Voici ce que nous pouvons lire dans le Figra sous le titre :
"Avocats et notaires à couteaux tirés"
La création d'une «grande profession du droit» fait redouter aux uns et aux autres l'abandon d'une part de leurs prérogatives.

Les deux hommes ne se serrent plus la main. Ne s'adressent plus la parole. Derrière eux, deux professions s'affrontent. Le premier, Bernard Reynis, à la tête du notariat français, considère que le second, Paul-Albert Iweins, représentant des avocats de France, l'a trahi. Depuis plus de deux mois, il fulmine. Me Iweins, lui, fait mine d'avoir le triomphe modeste. Acquiesce cependant lorsqu'on l'interroge, en remontant une mèche de cheveux rebelle sur le haut de son front : c'est vrai, les avocats ont gagné la première manche.

Mais aujourd'hui, c'est la seconde bataille qui se joue. Celle de la «grande profession du droit». Une sorte de vaste Monopoly où chacun cherche à conquérir non pas un territoire, mais un marché, celui de l'autre. Au cœur des convoitises : le monopole des notaires sur les opérations immobilières. Et c'est Nicolas Sarkozy en personne qui a donné le top départ de la partie. Un jeu à plusieurs milliards d'euros.

Lorsqu'il se rend à l'Élysée, ce vendredi matin de la fin du mois de juin dernier, Paul-Albert Iweins ne sait pas à quel saint se vouer. Ce prestigieux rendez-vous ne figure pas sur son agenda officiel : craignant quelque mauvaise nouvelle, il s'est bien gardé de s'en vanter. Car, depuis le début du quinquennat, les avocats n'ont pas la cote au gouvernement. La Chancellerie ne semble pas les ménager. L'idée de confier les divorces par consentement mutuel aux notaires, avancée dans le cadre de la RGPP (revue générale des politiques publiques), est passée comme une lettre à la poste au cabinet du garde des Sceaux.

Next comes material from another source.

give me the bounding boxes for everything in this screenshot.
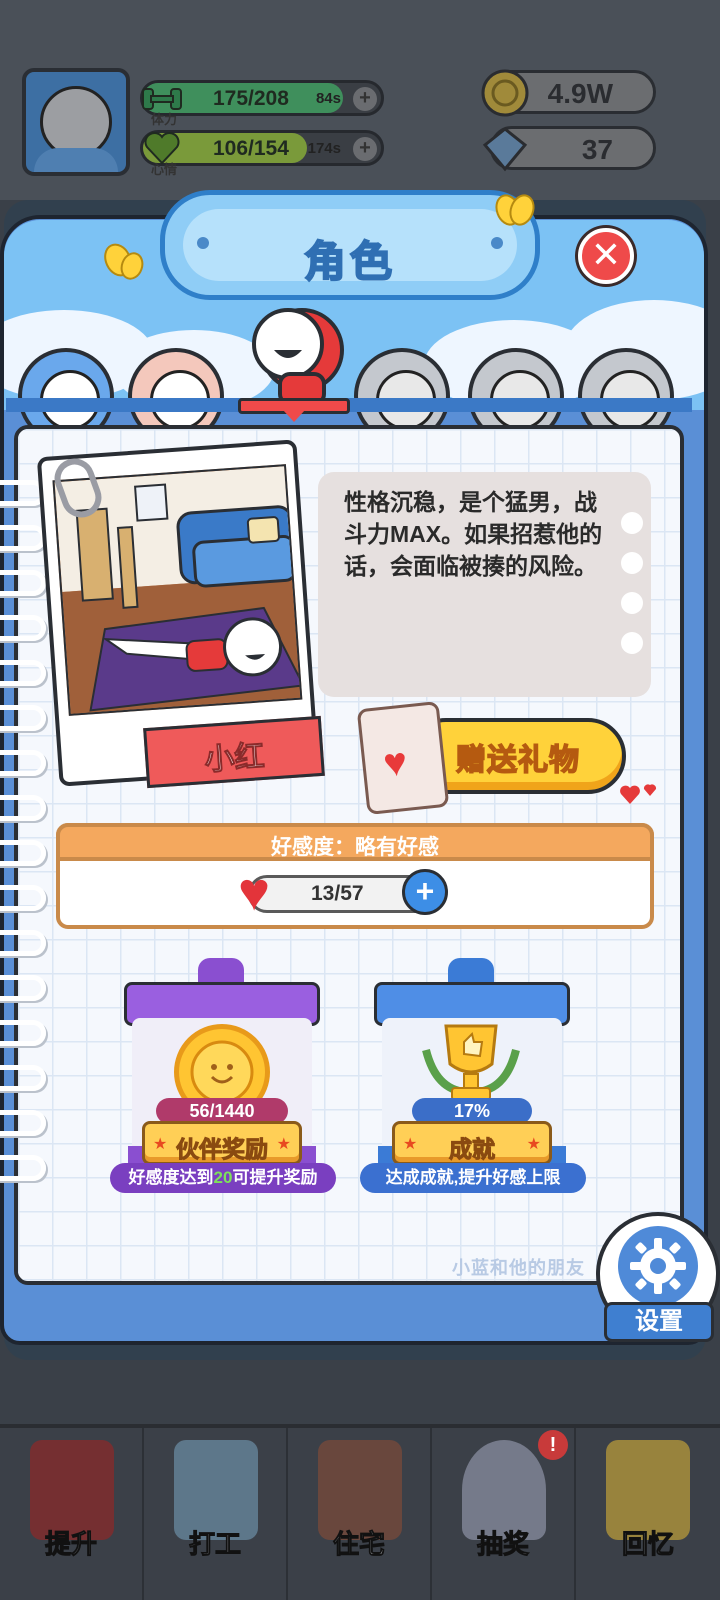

Le divorce devant notaire, c'est un arrêt de mort pour la profession d'avocats. Un groupe de travail - la commission Guinchard - est sur le point de remettre à Rachida Dati un rapport qui met à mal ce projet, Paul-Albert Iweins le sait. Il sait aussi que cette affaire ne se joue pas à la Chancellerie, mais dans le bureau du «grand patron», à l'Élysée.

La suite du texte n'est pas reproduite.